Edward Snowden (Foto Lapresse)

MOSCA  – Dopo il no dell’Ecuador Edward Snowden tenta una mossa disperata: la “talpa” del Datagate ha chiesto asilo politico in 15 Paesi, consegnando la lista al ministero degli esteri russo. E secondo Ellen Barry, corrispondente del New York Times, tra i 15 ci sarebbe anche la Russia.

Al momento Snowden è ancora bloccato nell’area internazionale dell’Aeroporto Sheremetevo di Mosca. E mentre si fa tesissima l’atmosfera tra Washington e Bruxelles ( e tutte le capitali europee), Barack Obama cerca di calmare le acque: “Forniremo tutte le informazioni sul Datagate agli alleati”.  Obama ha detto che la sua amministrazione contatterà tutti gli alleati europei per rispondere alle loro preoccupazioni. Questo, però, solo dopo aver studiato in maniera approfondita le accuse di spionaggio mosse agli Usa da alcuni articoli di stampa.

Il presidente americano ha anche ribadito di stare lavorando per l’estradizione della “talpa” dalla Russia. Ma da Mosca il presidente Vladimir Putin non sembra proprio voler cedere. Ha spiegato che Snowden, se vorrà, potrà restare in Russia, a patto di “cessare il suo lavoro volto a danneggiare i nostri partner americani”. Putin ha anche specificato che Mosca non intende estradare l’ex consulente della Nsa (National Security Agency).

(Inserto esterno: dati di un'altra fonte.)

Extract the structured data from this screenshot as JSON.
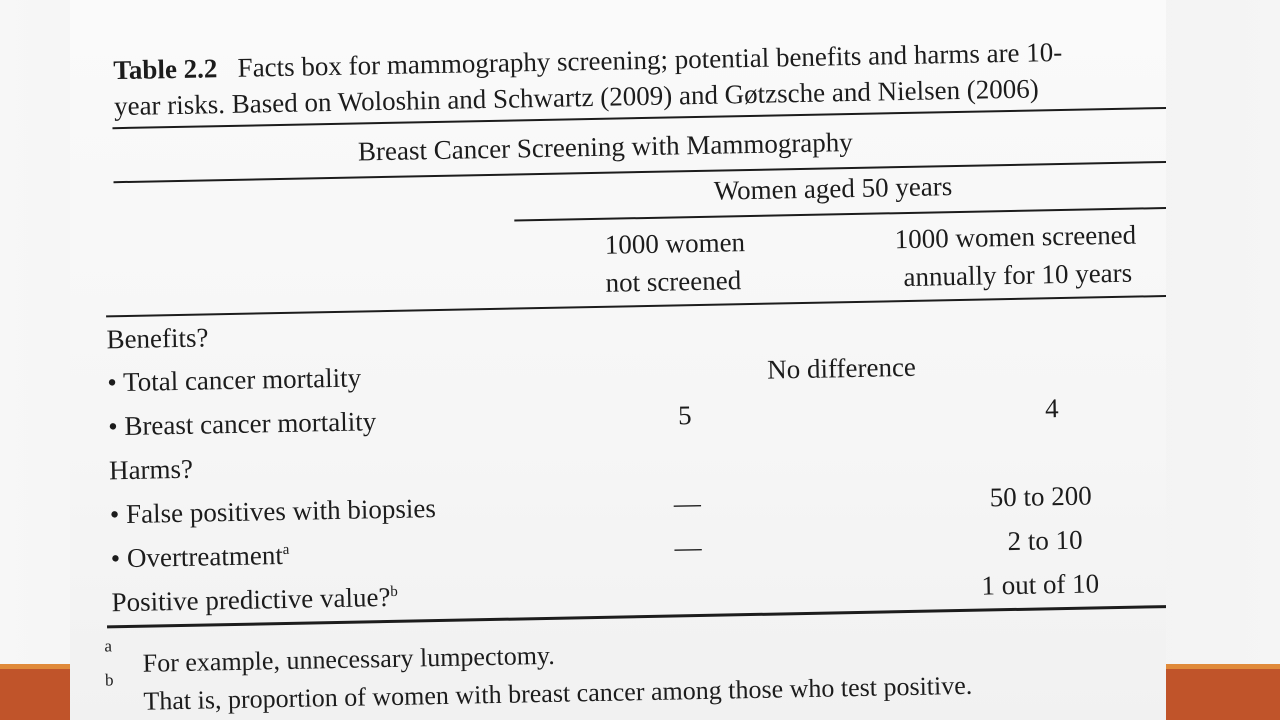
{
  "caption": {
    "label": "Table 2.2",
    "line1": "Facts box for mammography screening; potential benefits and harms are 10-",
    "line2": "year risks. Based on Woloshin and Schwartz (2009) and Gøtzsche and Nielsen (2006)"
  },
  "table": {
    "title": "Breast Cancer Screening with Mammography",
    "group_header": "Women aged 50 years",
    "col1_line1": "1000 women",
    "col1_line2": "not screened",
    "col2_line1": "1000 women screened",
    "col2_line2": "annually for 10 years",
    "benefits_header": "Benefits?",
    "total_mortality_label": "• Total cancer mortality",
    "total_mortality_value": "No difference",
    "breast_mortality_label": "• Breast cancer mortality",
    "breast_mortality_not_screened": "5",
    "breast_mortality_screened": "4",
    "harms_header": "Harms?",
    "false_pos_label": "• False positives with biopsies",
    "false_pos_not_screened": "—",
    "false_pos_screened": "50 to 200",
    "overtreatment_label": "• Overtreatment",
    "overtreatment_mark": "a",
    "overtreatment_not_screened": "—",
    "overtreatment_screened": "2 to 10",
    "ppv_label": "Positive predictive value?",
    "ppv_mark": "b",
    "ppv_screened": "1 out of 10"
  },
  "footnotes": {
    "a_mark": "a",
    "a_text": "For example, unnecessary lumpectomy.",
    "b_mark": "b",
    "b_text": "That is, proportion of women with breast cancer among those who test positive."
  },
  "colors": {
    "accent_bar": "#c0542a",
    "accent_line": "#e08a3a",
    "ink": "#1c1c1c",
    "paper": "#f6f6f6"
  }
}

Dopo le ultime rivelazioni sullo spionaggio Usa anche in Europa si aprono nuove prospettive per l’ex consulente della Nsa (National Security Agency), agenzia di intelligence americana.

Il ministro degli Esteri italiano, Emma Bonino, ha chiesto ufficialmente agli Stati Uniti conto delle operazioni di spionaggio al governo statunitense.

In Germania i Verdi, ma non solo loro, hanno proposto che l’Europa offra rifugio a Snowden: ”Dovrebbe avere qui in Europa un ricovero sicuro, dal momento che ha reso un servizio all’Europa rendendo noto l’attacco massiccio nei confronti dei cittadini e delle imprese europee” da parte dello spionaggio statunitense. Per Trittin ”gli americani si comportano esattamente come accusano di fare i cinesi”.

La stessa richiesta viene fatta in Francia dall’estrema sinistra al presidente Francois Hollande. Il primo a lanciare la proposta è stato il leader del Front de Gauche, Jean-Luc Melenchon, secondo cui la Francia dovrebbe accogliere Snowden ”perché quest’uomo è un benefattore” e un ”difensore della libertà”. Lo stesso Hollande è stato perentorio, a modo suo: “Lo spionaggio dell’Europa da parte degli Stati Uniti deve cessare immediatamente”.  E intanto Snowden cerca una via d’uscita. E di salvezza.